Certamente, ma anche "resursă", "şosea_" e "_nuanţă" (a titolo d'esempio) sono parole rumene, eppure non si può dire che esse siano parole evolutesi dal latino nel corso dei secoli. Più banalmente sono state prese dal francese ("ressource", "chaussée", "nuance") e adattate alla lingua rumena.

Quello che voglio dire, nel caso non mi fossi espresso con sufficiente chiarezza, è che un confronto tra il lessico di più lingue va fatto usando le parole che mostrano un'evoluzione in linea con la storia di quella lingua. Farlo usando i prestiti da altre lingue può falsare i risultati.

Magari se la rilatinizzazione del rumeno fosse stata basata prevalentemente sull'italiano, anziché sul francese, avremmo avuto che in rumeno "modifica" si sarebbe detto "modifică"...chissà...
Spero con questo di aver chiarito definitivamente il perché delle mie cautele.



> Per come la vedo io la modifica è funzionale ad un miglioramento laddove la modificazione semplicemente accade





> Oggi comunque si preferisce _modifica_( di un testo, di una legge,di un motore, di un programma)


 
Grazie per il vostro contributo!  
Devo dire che nei lavori parlamentari di solito si legge "legge xxxx e successive modificazioni". Dato se si presume che una modificazione in una legge corrisponda ad un miglioramento, questo pare aggiungere altra carne al nostro fuoco...
Quanto ai motori, invece, sono d'accordo; in effetti "modifica" pare più usato...


----------



## Paulfromitaly

Nota del moderatore: voglio rammentarvi che questo forum si chiama solo italiano, quindi *l'unica* lingua ammessa è l'italiano.


----------



## jazyk

> Certamente, ma anche "resursă", "şosea_" e "_nuanţă" (a titolo d'esempio) sono parole rumene, eppure non si può dire che esse siano parole evolutesi dal latino nel corso dei secoli. Più banalmente sono state prese dal francese ("ressource", "chaussée", "nuance") e adattate alla lingua rumena.

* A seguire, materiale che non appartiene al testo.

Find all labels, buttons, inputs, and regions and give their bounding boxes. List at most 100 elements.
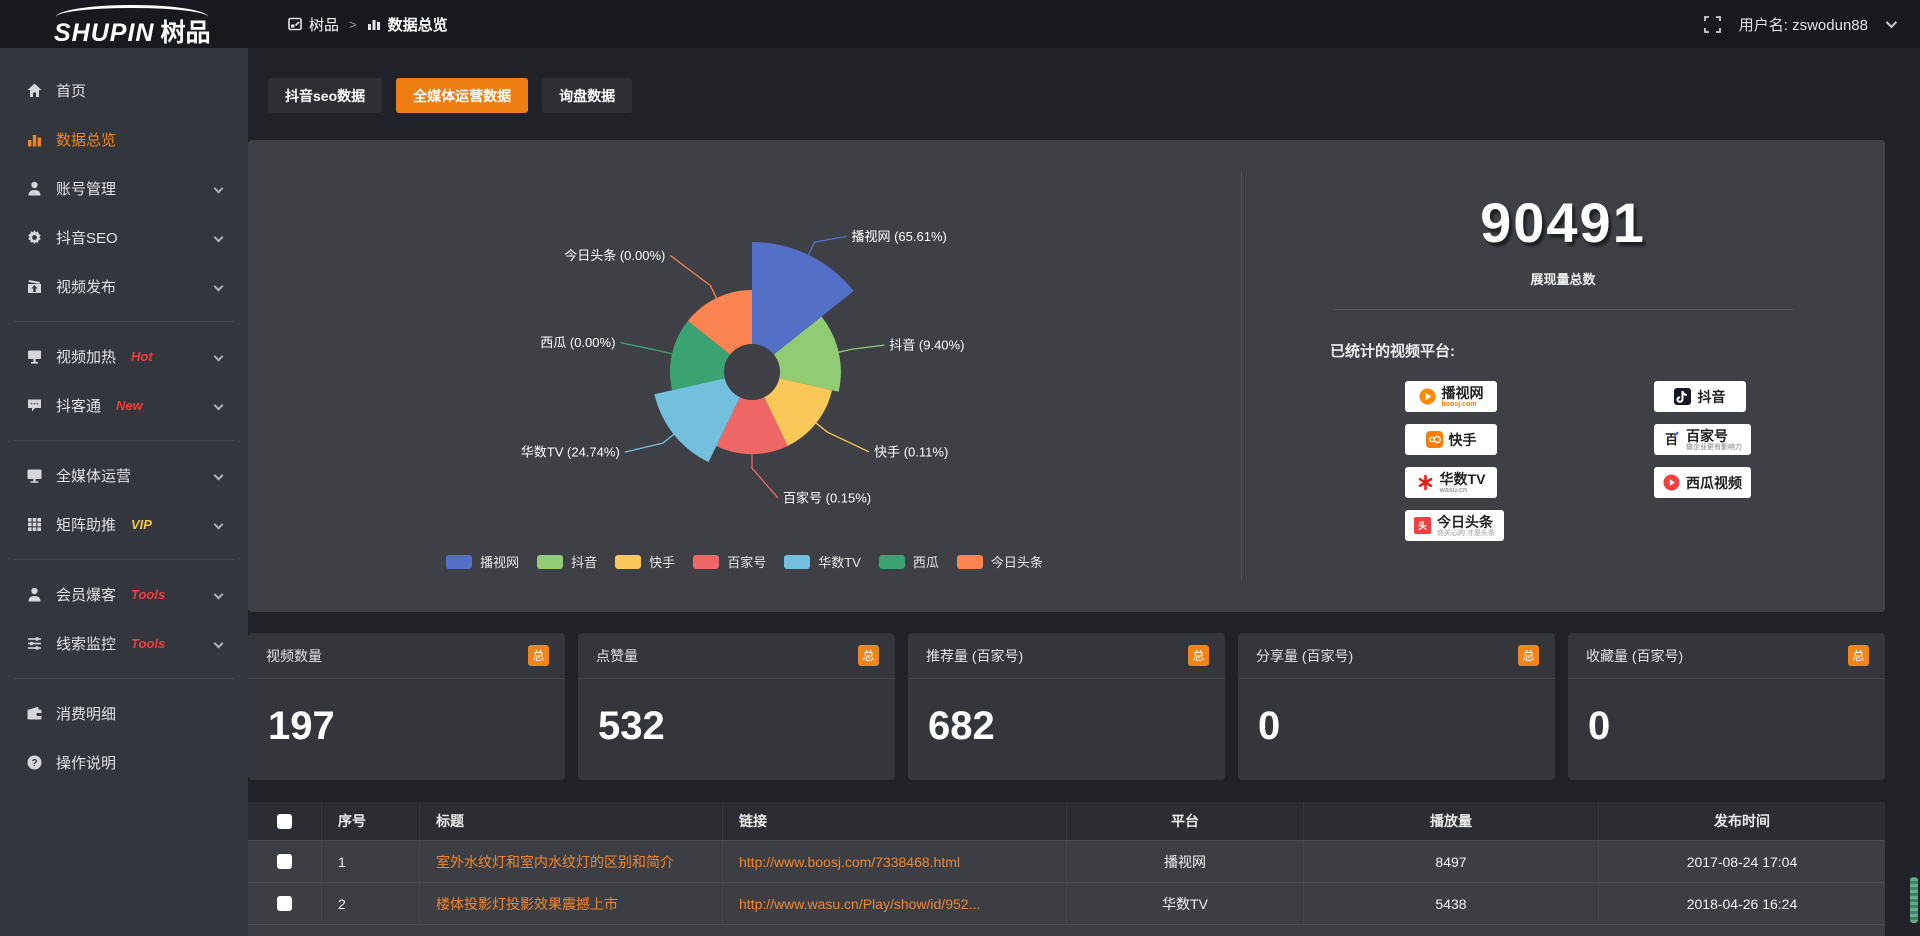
- breadcrumb-current[interactable]: 数据总览: [367, 14, 448, 35]
- tab-2[interactable]: 询盘数据: [542, 78, 632, 113]
- stat-card-label: 点赞量: [596, 646, 638, 666]
- member-icon: [26, 586, 43, 603]
- platforms-title: 已统计的视频平台:: [1330, 340, 1885, 361]
- wasu-logo-icon: [1417, 474, 1434, 491]
- sidebar-item-chart[interactable]: 数据总览: [0, 115, 248, 164]
- tab-0[interactable]: 抖音seo数据: [268, 78, 382, 113]
- sidebar-item-label: 视频发布: [56, 276, 116, 297]
- tab-1[interactable]: 全媒体运营数据: [396, 78, 528, 113]
- chevron-down-icon[interactable]: [214, 282, 224, 292]
- sidebar-item-label: 账号管理: [56, 178, 116, 199]
- sidebar-item-sliders[interactable]: 线索监控Tools: [0, 619, 248, 668]
- heat-icon: [26, 348, 43, 365]
- sidebar-item-label: 全媒体运营: [56, 465, 131, 486]
- platform-subtext: 你关心的 才是头条: [1437, 530, 1495, 537]
- breadcrumb-separator: >: [349, 17, 357, 32]
- platform-badge-boosj: 播视网boosj.com: [1405, 381, 1497, 412]
- legend-item-3[interactable]: 百家号: [693, 552, 766, 571]
- legend-item-4[interactable]: 华数TV: [784, 552, 861, 571]
- legend-label: 西瓜: [913, 552, 939, 571]
- sidebar-item-help[interactable]: ? 操作说明: [0, 738, 248, 787]
- platform-name: 西瓜视频: [1686, 476, 1742, 490]
- sidebar-item-label: 操作说明: [56, 752, 116, 773]
- row-checkbox[interactable]: [277, 896, 292, 911]
- platform-name: 今日头条: [1437, 515, 1495, 529]
- platform-subtext: boosj.com: [1442, 401, 1484, 408]
- stat-card-3: 分享量 (百家号)总0: [1238, 633, 1555, 780]
- user-icon: [26, 180, 43, 197]
- table-row-2: 2楼体投影灯投影效果震撼上市http://www.wasu.cn/Play/sh…: [248, 882, 1885, 924]
- fullscreen-icon[interactable]: [1704, 16, 1721, 33]
- stat-card-1: 点赞量总532: [578, 633, 895, 780]
- breadcrumb-home[interactable]: 树品: [288, 14, 339, 35]
- sidebar-item-monitor[interactable]: 全媒体运营: [0, 451, 248, 500]
- sidebar-item-member[interactable]: 会员爆客 Tools: [0, 570, 248, 619]
- stat-card-label: 分享量 (百家号): [1256, 646, 1353, 666]
- sidebar-item-label: 会员爆客: [56, 584, 116, 605]
- publish-icon: [26, 278, 43, 295]
- chevron-down-icon[interactable]: [214, 590, 224, 600]
- summary-panel: 90491 展现量总数 已统计的视频平台: 播视网boosj.com快手华数TV…: [1241, 140, 1885, 612]
- column-header: 平台: [1067, 802, 1304, 840]
- sidebar-item-heat[interactable]: 视频加热Hot: [0, 332, 248, 381]
- platform-badge-toutiao: 头今日头条你关心的 才是头条: [1405, 510, 1504, 541]
- stat-card-label: 收藏量 (百家号): [1586, 646, 1683, 666]
- pie-label-line: [752, 452, 778, 498]
- cell-no: 1: [322, 841, 420, 882]
- cell-title-link[interactable]: 室外水纹灯和室内水纹灯的区别和简介: [420, 841, 723, 882]
- sidebar-item-badge: VIP: [131, 517, 152, 532]
- sidebar-item-wallet[interactable]: 消费明细: [0, 689, 248, 738]
- cell-platform: 播视网: [1067, 841, 1304, 882]
- pie-label: 播视网 (65.61%): [851, 229, 946, 244]
- legend-item-0[interactable]: 播视网: [446, 552, 519, 571]
- wallet-icon: [26, 705, 43, 722]
- username[interactable]: 用户名: zswodun88: [1739, 14, 1868, 35]
- cell-platform: 华数TV: [1067, 883, 1304, 924]
- legend-swatch: [784, 555, 810, 569]
- logo-text-cn: 树品: [160, 19, 210, 47]
- platform-badge-douyin: 抖音: [1654, 381, 1746, 412]
- scrollbar-thumb[interactable]: [1910, 877, 1918, 923]
- pie-label-line: [815, 422, 870, 452]
- chevron-down-icon[interactable]: [214, 233, 224, 243]
- sidebar-item-grid[interactable]: 矩阵助推VIP: [0, 500, 248, 549]
- legend-item-1[interactable]: 抖音: [537, 552, 597, 571]
- legend-label: 华数TV: [818, 552, 861, 571]
- legend-swatch: [615, 555, 641, 569]
- sidebar-item-bubble[interactable]: 抖客通New: [0, 381, 248, 430]
- chevron-down-icon[interactable]: [214, 184, 224, 194]
- chart-legend: 播视网抖音快手百家号 华数TV 西瓜今日头条: [248, 552, 1241, 571]
- sidebar-item-user[interactable]: 账号管理: [0, 164, 248, 213]
- row-checkbox[interactable]: [277, 854, 292, 869]
- chevron-down-icon[interactable]: [214, 639, 224, 649]
- kuaishou-logo-icon: [1426, 431, 1443, 448]
- legend-item-6[interactable]: 今日头条: [957, 552, 1043, 571]
- total-badge: 总: [1518, 645, 1539, 666]
- help-icon: ?: [26, 754, 43, 771]
- sidebar-divider: [14, 440, 234, 441]
- chevron-down-icon[interactable]: [214, 471, 224, 481]
- chevron-down-icon[interactable]: [214, 352, 224, 362]
- cell-plays: 8497: [1304, 841, 1599, 882]
- cell-url-link[interactable]: http://www.boosj.com/7338468.html: [723, 841, 1067, 882]
- sidebar-item-badge: New: [116, 398, 143, 413]
- pie-label-line: [620, 343, 674, 355]
- app-logo[interactable]: SHUPIN树品: [0, 0, 248, 48]
- chevron-down-icon[interactable]: [214, 520, 224, 530]
- select-all-checkbox[interactable]: [277, 814, 292, 829]
- cell-url-link[interactable]: http://www.wasu.cn/Play/show/id/952...: [723, 883, 1067, 924]
- sidebar-item-badge: Tools: [131, 587, 165, 602]
- xigua-logo-icon: [1663, 474, 1680, 491]
- sidebar-item-publish[interactable]: 视频发布: [0, 262, 248, 311]
- chevron-down-icon[interactable]: [1886, 17, 1897, 28]
- sidebar-divider: [14, 559, 234, 560]
- chevron-down-icon[interactable]: [214, 401, 224, 411]
- cell-time: 2018-04-26 16:24: [1599, 883, 1885, 924]
- summary-divider: [1333, 309, 1793, 310]
- sidebar-item-gear[interactable]: 抖音SEO: [0, 213, 248, 262]
- legend-item-2[interactable]: 快手: [615, 552, 675, 571]
- sidebar-item-home[interactable]: 首页: [0, 66, 248, 115]
- cell-title-link[interactable]: 楼体投影灯投影效果震撼上市: [420, 883, 723, 924]
- window-icon: [288, 17, 302, 31]
- legend-item-5[interactable]: 西瓜: [879, 552, 939, 571]
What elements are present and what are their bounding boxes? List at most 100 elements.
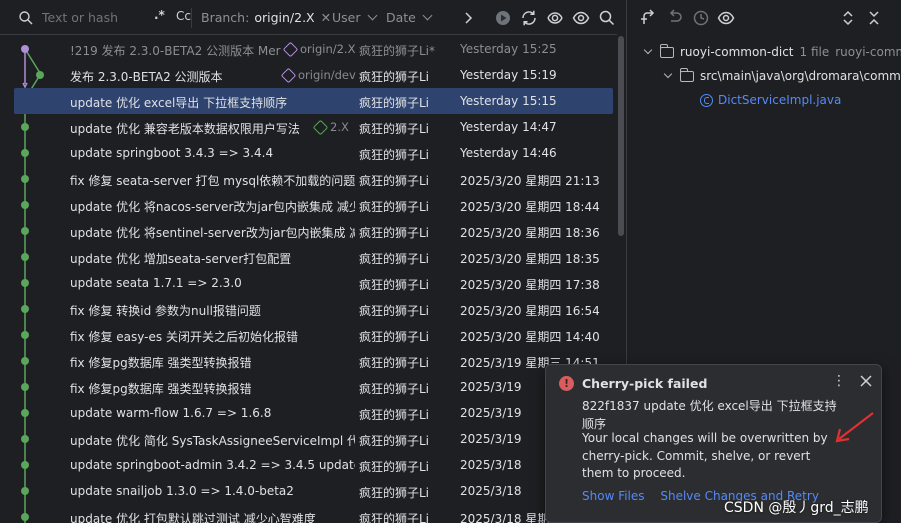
commit-date: 2025/3/19 — [460, 432, 522, 446]
ref-name: 2.X — [330, 120, 349, 134]
ref-name: origin/dev — [298, 68, 356, 82]
commit-row[interactable]: update 优化 excel导出 下拉框支持顺序 疯狂的狮子Li Yesterda… — [14, 88, 613, 114]
annotation-arrow — [835, 412, 874, 443]
commit-row[interactable]: update springboot 3.4.3 => 3.4.4 疯狂的狮子Li Y… — [0, 140, 613, 166]
commit-row[interactable]: update seata 1.7.1 => 2.3.0 疯狂的狮子Li 2025/3… — [0, 270, 613, 296]
commit-row[interactable]: update warm-flow 1.6.7 => 1.6.8 疯狂的狮子Li 20… — [0, 400, 613, 426]
commit-ref-label: origin/dev — [280, 67, 356, 83]
chevron-down-icon[interactable] — [663, 69, 673, 79]
more-options-icon[interactable]: ⋮ — [832, 372, 846, 392]
search-placeholder: Text or hash — [42, 10, 119, 25]
commit-author: 疯狂的狮子Li — [359, 278, 430, 292]
tree-module-row[interactable]: ruoyi-common-dict 1 file ruoyi-comm — [643, 40, 901, 64]
commit-date: 2025/3/20 星期四 18:35 — [460, 252, 600, 266]
java-class-icon — [700, 93, 713, 107]
commit-row[interactable]: fix 修复pg数据库 强类型转换报错 疯狂的狮子Li 2025/3/19 — [0, 374, 613, 400]
undo-icon[interactable] — [666, 9, 684, 27]
file-count: 1 file — [799, 45, 830, 59]
expand-all-icon[interactable] — [839, 9, 857, 27]
cherry-pick-icon[interactable] — [639, 9, 657, 27]
clear-branch-icon[interactable]: ✕ — [321, 10, 331, 25]
commit-row[interactable]: fix 修复 转换id 参数为null报错问题 疯狂的狮子Li 2025/3/20 … — [0, 296, 613, 322]
commit-row[interactable]: update 优化 打包默认跳过测试 减少心智难度 疯狂的狮子Li 2025/3/1… — [0, 504, 613, 523]
commit-date: 2025/3/20 星期四 18:44 — [460, 200, 600, 214]
commit-author: 疯狂的狮子Li — [359, 434, 430, 448]
collapse-all-icon[interactable] — [865, 9, 883, 27]
refresh-icon[interactable] — [520, 9, 538, 27]
commit-author: 疯狂的狮子Li — [359, 96, 430, 110]
commit-author: 疯狂的狮子Li — [359, 226, 430, 240]
package-path: src\main\java\org\dromara\comm — [700, 69, 901, 83]
commit-author: 疯狂的狮子Li — [359, 512, 430, 523]
commit-row[interactable]: fix 修复pg数据库 强类型转换报错 疯狂的狮子Li 2025/3/19 星期三 … — [0, 348, 613, 374]
files-toolbar — [627, 0, 901, 35]
commit-date: Yesterday 15:19 — [460, 68, 557, 82]
chevron-down-icon — [422, 10, 433, 21]
tag-icon — [282, 41, 299, 57]
commit-row[interactable]: update 优化 将sentinel-server改为jar包内嵌集成 减疯狂… — [0, 218, 613, 244]
error-icon: ! — [559, 376, 574, 391]
notification-title: Cherry-pick failed — [582, 376, 708, 391]
module-path-suffix: ruoyi-comm — [835, 45, 901, 59]
search-icon[interactable] — [598, 9, 616, 27]
search-icon — [18, 10, 34, 26]
commit-date: Yesterday 14:47 — [460, 120, 557, 134]
graph-options-icon[interactable] — [546, 9, 564, 27]
commit-author: 疯狂的狮子Li — [359, 148, 430, 162]
commit-message: update 优化 兼容老版本数据权限用户写法 — [70, 122, 300, 136]
commit-author: 疯狂的狮子Li — [359, 486, 430, 500]
commit-row[interactable]: fix 修复 easy-es 关闭开关之后初始化报错 疯狂的狮子Li 2025/3/… — [0, 322, 613, 348]
match-case-toggle[interactable]: Cc — [176, 9, 191, 23]
eye-icon[interactable] — [717, 9, 735, 27]
commit-message: update warm-flow 1.6.7 => 1.6.8 — [70, 406, 272, 420]
commit-row[interactable]: update 优化 简化 SysTaskAssigneeServiceImpl … — [0, 426, 613, 452]
commit-row[interactable]: update 优化 增加seata-server打包配置 疯狂的狮子Li 2025/… — [0, 244, 613, 270]
commit-message: update 优化 简化 SysTaskAssigneeServiceImpl … — [70, 434, 355, 448]
commit-date: Yesterday 15:25 — [460, 42, 557, 56]
commit-date: 2025/3/20 星期四 21:13 — [460, 174, 600, 188]
commit-message: !219 发布 2.3.0-BETA2 公测版本 Merge — [70, 44, 281, 58]
branch-filter[interactable]: Branch: origin/2.X ✕ — [201, 10, 331, 25]
chevron-down-icon[interactable] — [643, 45, 653, 55]
commit-ref-label: 2.X — [312, 119, 349, 135]
commit-message: fix 修复 easy-es 关闭开关之后初始化报错 — [70, 330, 298, 344]
user-filter[interactable]: User — [332, 10, 377, 25]
cherry-pick-icon[interactable] — [494, 9, 512, 27]
commit-row[interactable]: update springboot-admin 3.4.2 => 3.4.5 u… — [0, 452, 613, 478]
commit-row[interactable]: update snailjob 1.3.0 => 1.4.0-beta2 疯狂的狮… — [0, 478, 613, 504]
commit-row[interactable]: update 优化 将nacos-server改为jar包内嵌集成 减少 疯狂的狮… — [0, 192, 613, 218]
scrollbar-thumb[interactable] — [618, 36, 624, 236]
tree-package-row[interactable]: src\main\java\org\dromara\comm — [663, 64, 901, 88]
folder-icon — [679, 67, 694, 82]
commit-message: fix 修复 seata-server 打包 mysql依赖不加载的问题 — [70, 174, 355, 188]
commit-author: 疯狂的狮子Li — [359, 304, 430, 318]
chevron-down-icon — [367, 10, 377, 21]
commit-message: fix 修复pg数据库 强类型转换报错 — [70, 382, 252, 396]
commit-row[interactable]: update 优化 兼容老版本数据权限用户写法 2.X 疯狂的狮子Li Yesterd… — [0, 114, 613, 140]
chevron-right-icon[interactable] — [459, 9, 477, 27]
search-input[interactable]: Text or hash .* Cc — [12, 6, 191, 29]
commit-row[interactable]: !219 发布 2.3.0-BETA2 公测版本 Merge origin/2.X… — [0, 36, 613, 62]
regex-toggle[interactable]: .* — [154, 8, 165, 22]
close-icon[interactable] — [858, 373, 874, 389]
commit-row[interactable]: 发布 2.3.0-BETA2 公测版本 origin/dev 疯狂的狮子Li Yest… — [0, 62, 613, 88]
commit-message: update 优化 将nacos-server改为jar包内嵌集成 减少 — [70, 200, 355, 214]
date-filter-label: Date — [386, 10, 416, 25]
commit-message: update seata 1.7.1 => 2.3.0 — [70, 276, 242, 290]
history-icon[interactable] — [692, 9, 710, 27]
commit-date: 2025/3/20 星期四 14:40 — [460, 330, 600, 344]
tree-file-row[interactable]: DictServiceImpl.java — [700, 88, 841, 112]
toolbar-divider — [191, 8, 192, 28]
commit-author: 疯狂的狮子Li — [359, 174, 430, 188]
commit-message: update springboot 3.4.3 => 3.4.4 — [70, 146, 274, 160]
commit-row[interactable]: fix 修复 seata-server 打包 mysql依赖不加载的问题 疯狂的狮… — [0, 166, 613, 192]
eye-icon[interactable] — [572, 9, 590, 27]
commit-message: update 优化 excel导出 下拉框支持顺序 — [70, 96, 288, 110]
commit-author: 疯狂的狮子Li — [359, 356, 430, 370]
date-filter[interactable]: Date — [386, 10, 433, 25]
show-files-link[interactable]: Show Files — [582, 489, 645, 503]
log-toolbar: Text or hash .* Cc Branch: origin/2.X ✕ … — [0, 0, 617, 35]
commit-message: update 优化 打包默认跳过测试 减少心智难度 — [70, 512, 316, 523]
commit-ref-label: origin/2.X — [282, 41, 355, 57]
commit-author: 疯狂的狮子Li* — [359, 44, 436, 58]
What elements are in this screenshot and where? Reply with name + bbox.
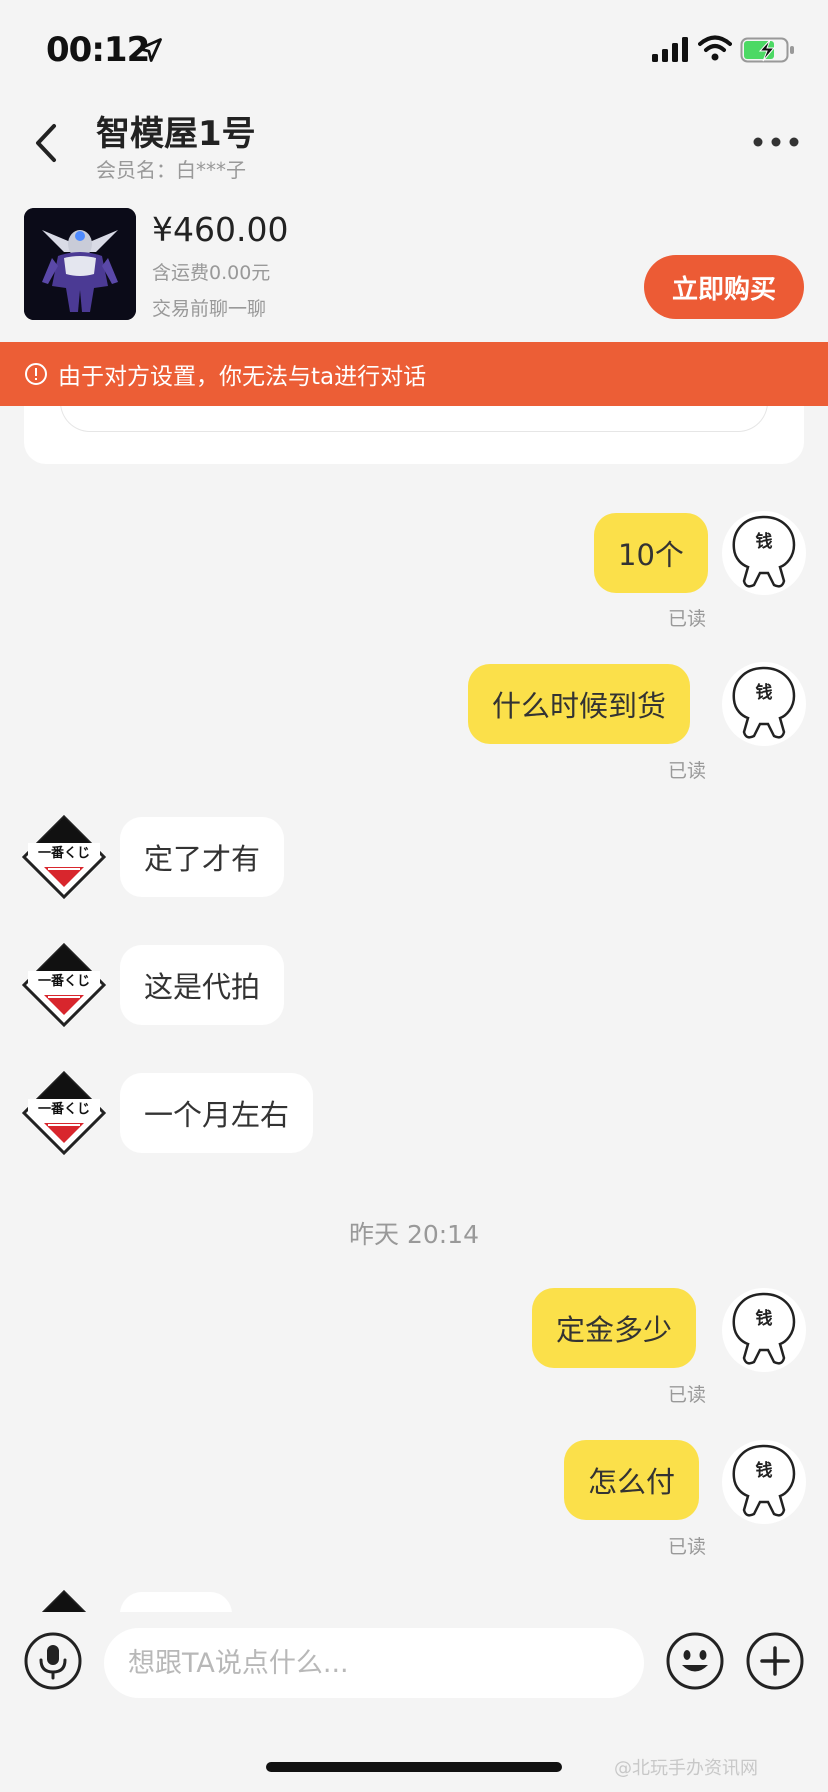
message-bubble-received[interactable]: [120, 1592, 232, 1612]
member-name: 会员名：白***子: [96, 158, 246, 182]
seller-avatar[interactable]: 一番くじ: [22, 815, 106, 899]
back-chevron-icon[interactable]: [26, 118, 66, 168]
buy-now-button[interactable]: 立即购买: [644, 255, 804, 319]
input-bar: [0, 1612, 828, 1712]
message-bubble-sent[interactable]: 什么时候到货: [468, 664, 691, 744]
seller-avatar[interactable]: 一番くじ: [22, 1071, 106, 1155]
home-indicator: [266, 1762, 562, 1772]
ichiban-kuji-logo-icon: 一番くじ: [22, 943, 106, 1027]
read-status: 已读: [668, 1536, 707, 1558]
emoji-icon[interactable]: [666, 1632, 724, 1690]
product-card[interactable]: ¥460.00 含运费0.00元 交易前聊一聊 立即购买: [0, 200, 828, 342]
product-note: 交易前聊一聊: [152, 298, 267, 320]
message-bubble-received[interactable]: 这是代拍: [120, 945, 285, 1025]
more-options-icon[interactable]: [748, 122, 804, 162]
message-input[interactable]: [104, 1628, 644, 1698]
read-status: 已读: [668, 1384, 707, 1406]
warning-icon: [25, 363, 47, 385]
message-bubble-received[interactable]: 定了才有: [120, 817, 285, 897]
status-time: 00:12: [46, 30, 150, 70]
read-status: 已读: [668, 760, 707, 782]
avatar-doodle-icon: 钱: [732, 1292, 796, 1365]
my-avatar[interactable]: 钱: [722, 662, 806, 746]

Ma ricorda che anche noi, che non abbiamo avuto bisogno di alcun movimento di rilatinizzazione, prendemmo molte parole dotte greche e latine nel Rinascimento, allora anche noi siamo impregnati di prestiti, che non si sono evoluti naturalmente.  Ma questa discussione non ci sta portando da alcuna parte.

Jazyk


----------



## DrLindenbrock

Paulfromitaly said:


> Nota del moderatore: voglio rammentarvi che questo forum si chiama solo italiano, quindi *l'unica* lingua ammessa è l'italiano.


 
Per rispetto alla gentile sollecitazione del nostro moderatore, non continuerò oltre la discussione sulle varie etimologie ecc. in questa sede.  


---

Tornando invece al tema di questo thread, sintetizzerei dicendo che c'è una certa discordanza di vedute anche fra dizionari sull'uso di "modifica", "modificazione" ed eventuali sfumature di significato. Questa eterogeneità si riflette anche su di noi, perciò ognuno sembra avere le sue piccole preferenze e, nel mio caso, anche piccole manie... 
Quindi, se non vi sono obiezioni o interventi dell'ultimo minuto  , mi spingo a dire che in pratica si tratta di sinonimi quasi perfetti, eccettuati certi ambiti specifici dove i due termini possono assumere significati anche lontani da quello corrente.

Saluti


----------



## bubu7

DrLindenbrock said:


> Io li ho sempre considerati sinonimi e per la verità ho sempre cercato di usare "modifica", in quanto "modificazione" mi sembra un brutto calco dal francese "modification".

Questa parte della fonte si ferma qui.